This week saw Singapore’s Digerati celebrated by the country’s Prime Minister just as a rising star from JFDI’s first batch closed a $6.5m series A round. We have reached the end of the beginning for the country’s startup scene, writes JFDI CEO Hugh Mason.
The last time I met Facebook’s co-founder, nobody knew who he was.
One evening in 2009, Meng Wong and I were sitting in Hackerspace. We drank whisky and chatted about how cool it is that stuff which was sci-fi when we were kids now comes free with your phone. Then some dude called Eduardo showed up and said he had just arrived from the Valley. So we took him to Nabin’s for moussaka, beer, and sheesha.
Only six months later, when The Social Network came out, did we realize he was that Eduardo.
I’m glad we had the opportunity to meet Eduardo Saverin as we did because, today, everyone introduced to him must get dazzled by dollar signs. They probably don’t get the chance to know the thoroughly nice guy behind them. But this week Eduardo was on official Poster Boy duty, doing his National Service as a newly minted Singapore Citizen, shining as a binary star alongside Singapore’s Prime Minister Lee Hsien Loong. It was a glittering celebration of how important startups have become for the country.
Founder’s Forum
The occasion was the opening of the Founder’s Forum, an invitation only gathering of Digerati from around the world, this time held at the Istana, the country’s presidential palace. Meng and I were honoured to be invited along but I have to confess that we both felt strangely out of place.
We wondered why. It wasn’t impostor syndrome and it wasn’t the surreal sight of hired lovelies on the lawn wearing cheongsam to dispense an uniquely singaporean combination of Haw Flakes, Satay and mosquito repellant.
Eventually it came to us: entrepreneship truly has been adopted by the establishment. The event was partly about showing that to the world but the official endorsement also seemed to saying to a traditionally risk-averse nation: “Do Try This At Home, Kids”.
That’s quite a pivot, as we say in the startup world.
Back where we work, the scrappy due-for-demolition factory that JFDI calls home has recently been given an official ministry makeover. It now wears corporate murals, official graffiti walls and a new coat of paint. And at the Istana, all the men had been told to wear coats, despite 90% humidity and 32C heat.

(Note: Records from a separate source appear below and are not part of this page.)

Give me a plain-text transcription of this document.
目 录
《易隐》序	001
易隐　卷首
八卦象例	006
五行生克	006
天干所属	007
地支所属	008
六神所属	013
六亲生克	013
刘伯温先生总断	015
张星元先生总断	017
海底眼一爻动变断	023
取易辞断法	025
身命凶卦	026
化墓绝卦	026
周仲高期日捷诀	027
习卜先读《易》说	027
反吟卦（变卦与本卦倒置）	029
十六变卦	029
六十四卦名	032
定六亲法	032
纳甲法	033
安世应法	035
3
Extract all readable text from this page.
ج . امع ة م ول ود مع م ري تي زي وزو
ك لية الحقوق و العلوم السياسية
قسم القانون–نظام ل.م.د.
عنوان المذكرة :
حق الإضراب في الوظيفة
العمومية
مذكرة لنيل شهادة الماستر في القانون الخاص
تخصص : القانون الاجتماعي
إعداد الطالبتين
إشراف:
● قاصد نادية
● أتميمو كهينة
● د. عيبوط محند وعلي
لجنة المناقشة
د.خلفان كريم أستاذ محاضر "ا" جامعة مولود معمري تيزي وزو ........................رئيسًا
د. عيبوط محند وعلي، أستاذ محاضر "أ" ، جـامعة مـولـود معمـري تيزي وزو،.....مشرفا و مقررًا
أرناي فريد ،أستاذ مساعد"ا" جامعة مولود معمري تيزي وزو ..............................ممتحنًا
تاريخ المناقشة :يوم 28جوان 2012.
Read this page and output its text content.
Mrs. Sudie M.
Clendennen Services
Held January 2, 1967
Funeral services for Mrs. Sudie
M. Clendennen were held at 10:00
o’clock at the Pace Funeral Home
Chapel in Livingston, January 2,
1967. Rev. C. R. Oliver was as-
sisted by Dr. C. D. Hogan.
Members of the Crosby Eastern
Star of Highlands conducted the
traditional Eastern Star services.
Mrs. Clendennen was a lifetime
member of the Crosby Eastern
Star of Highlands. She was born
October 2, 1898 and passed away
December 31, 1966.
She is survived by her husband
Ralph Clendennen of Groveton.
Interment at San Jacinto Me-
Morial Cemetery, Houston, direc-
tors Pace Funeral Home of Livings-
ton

So I was delighted to see that, like me, JFDI alumnus and Tradegecko CEO Cameron Priest had disrupted the dress code. He looked much more comfortable than most of the bankers, foreign investors and corporate folk who largely made up the crowd. As did Jayesh Parek, one of the investors who I knew was planning to share in Tradegecko’s $6.5m series A fundraising announcement this week. Which they duly did yesterday. But while the news was still confidential, we celebrated privately.
The End of the Beginning
The best part of the evening for me was the chance to walk through the grounds of the Istana at sunset. Meng had read that Lee Kuan Yew often loved to take that walk, watching fondly over the fate of each big tree and the CBD growing in the distance. That night we got to follow in his footsteps and I was delighted to hear frogs croaking, joyfully.
It was a good chance to reflect because Tradegecko’s fundraising is hugely significant for everyone in JFDI’s community. Not just because it gives a big uptick to our portfolio valuation. Much more because it’s validation for a lot of people’s hard work.
Today we work in a building with $1.5billion under management, looking to be invested in early stage tech businesses. Literally feet from our startup teams are investors in our space with $200m to deploy. No need to make an appointment – it’s a five second walk for teams going through our Accelerate program to talk with Monk’s Hill Ventures, Northstar Silicon Island, Clickstream Ventures or Frontier Ventures. Two more funds from Japan will be moving in with us next month. But back in 2009, startups and Singapore hardly ever appeared in the same sentence.
Early-stage investors were also thin on the ground. Pioneers like Wong Poh Kam had laid the foundations to connect the few active business angels but, even so, it took Meng and I nearly two years to raise the money to set up the region’s first accelerator program. Thank you to everyone who took that leap of faith on the frog.
So somehow Tradegecko’s latest raise plus the event at the Istana felt like the end of something. Borrowing from Winston Churchill: “Now this is not the end. It is not even the beginning of the end. But it is, perhaps, the end of the beginning.”
Learning from success, learning from failure
As founders of JFDI and co-owners of Tradegecko and our other stand-out successes like OurHealthMate, Healint, DatastreamX and Silent Eight, of course we celebrate good news. But as engineers aiming to understand what makes startups tick, we also want to know what breaks so we don’t have to make that mistake again. It’s the only way we know to move early stage venture development forward, from an exciting but unpredictable dark age where the only option is to ‘hunt’ for fleeting success, towards a more sustainable model where we ‘farm’ innovation systematically.
Which makes now also a great time to celebrate local founder-turned-JFDI-startup coach Adrian Tan. He and his team worked alongside Tradegecko in our pioneer cohort of startups in 2012. But like most startups, their business didn’t work out. Quite rightly, Adrian has taken to heart the commitment JFDI’s community makes to transparency and he has written openly about what they got wrong. We’re hoping that others in the community and our updated portfoliowill also work with us to share their learning so that we can collect and reflect on the patterns that reveal what can go wrong as well as right.
Esther Dyson is famous for saying “Make new mistakes!” and as scientists we believe, on some deep level, that may be the only approach that matters. If a new generation of entrepreneurs in Singapore can take Dyson’s words to heart, and keep showing that it values learning from failure as much as success, our ecosystem truly will have come of age.